I am trying to find exact instances of a pentagonal tiling, but I am struggling to solve all the angles for a given type.
Taking type 8 as an example:
where:
$a = b = c = d$
$C = 360 - 2B$
$E = 180 - D/2 $
After choosing a length for $a$ , and an angle for $B$ , what techniques could you use to find a closed form solution for the rest of the angles?
My understanding is that the only property we can use of the pentagon is that all internal angles sum to $540°$.

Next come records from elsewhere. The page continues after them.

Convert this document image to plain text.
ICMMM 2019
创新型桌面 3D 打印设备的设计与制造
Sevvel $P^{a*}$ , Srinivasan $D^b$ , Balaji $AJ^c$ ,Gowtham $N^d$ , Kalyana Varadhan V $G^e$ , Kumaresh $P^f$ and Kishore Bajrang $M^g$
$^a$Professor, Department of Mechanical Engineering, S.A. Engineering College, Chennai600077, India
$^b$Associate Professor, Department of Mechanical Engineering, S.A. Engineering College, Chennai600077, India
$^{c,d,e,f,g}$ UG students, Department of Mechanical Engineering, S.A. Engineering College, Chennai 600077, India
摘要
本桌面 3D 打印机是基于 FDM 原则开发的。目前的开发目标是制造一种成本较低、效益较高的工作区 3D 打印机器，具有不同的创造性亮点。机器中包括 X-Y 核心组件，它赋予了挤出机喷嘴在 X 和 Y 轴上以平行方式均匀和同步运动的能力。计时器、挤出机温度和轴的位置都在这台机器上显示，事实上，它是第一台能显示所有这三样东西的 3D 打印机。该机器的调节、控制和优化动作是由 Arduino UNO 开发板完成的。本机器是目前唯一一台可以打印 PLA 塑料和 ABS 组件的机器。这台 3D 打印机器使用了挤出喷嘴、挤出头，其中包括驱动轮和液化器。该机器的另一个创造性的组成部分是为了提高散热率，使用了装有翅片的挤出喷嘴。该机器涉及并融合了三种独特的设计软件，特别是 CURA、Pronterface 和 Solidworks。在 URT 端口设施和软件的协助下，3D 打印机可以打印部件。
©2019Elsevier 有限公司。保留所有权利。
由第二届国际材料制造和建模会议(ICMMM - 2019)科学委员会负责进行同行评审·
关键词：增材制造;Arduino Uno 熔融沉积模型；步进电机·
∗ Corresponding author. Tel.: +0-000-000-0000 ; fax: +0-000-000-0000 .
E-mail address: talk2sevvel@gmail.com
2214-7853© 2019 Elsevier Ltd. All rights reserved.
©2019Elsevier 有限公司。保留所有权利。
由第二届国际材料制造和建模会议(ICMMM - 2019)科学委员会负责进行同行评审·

I have also tried breaking the pentagon into three triangles, using properties of isosceles triangles to find a system of equation so solve, but this was also unsuccessful.
My feeling is that the sine and/or cosine rule would be handy, but I can't see where to apply them. I feel as though I am missing something.
I know we could use an iterative approach (e.g. bisection), but I'd like to avoid that if possible.
From the given angle relations and $A+B+C+D+E=540$ you can easily deduce that $A+D/2=B$. For simplicity I'll let $b=c=d=e=1$.
From the relation between $B$ and $C$ you can prove that $BD$ is perpendicular to $AB$.
The isosceles triangle $\triangle BCD$ gives you that $|BD|=2\sin(B)$.
Using the sine rule in $\triangle ADE$ we find that
$$\frac{\sin(E)}{|AD|} = \frac{\sin(\angle EAD) }{1}$$ $$\frac{\sin(E)}{|AD|} = \sin(A-\angle DAB)$$ $$\frac{\sin(180-D/2)}{|AD|} = \sin(A) \cos(\angle DAB) - \cos(A) \sin(\angle DAB)$$ $$\frac{\sin(D/2)}{|AD|} = \sin(A) \frac{|AB|}{|AD|} - \cos(A) \frac{|BD|}{|AD|}$$ $$\sin(B-A) = \sin(A) |AB| - \cos(A) |BD|$$ $$\sin(B)\cos(A)-\cos(B)\sin(A) = \sin(A) - \cos(A) 2\sin(B)$$ $$\sin(B) -\cos(B) \tan(A) = \tan(A) - 2\sin(B)$$ and then solve for $\tan(A)$ in terms of $B$.
I have not verified whether this is correct, so it is quite likely to have mistakes in it.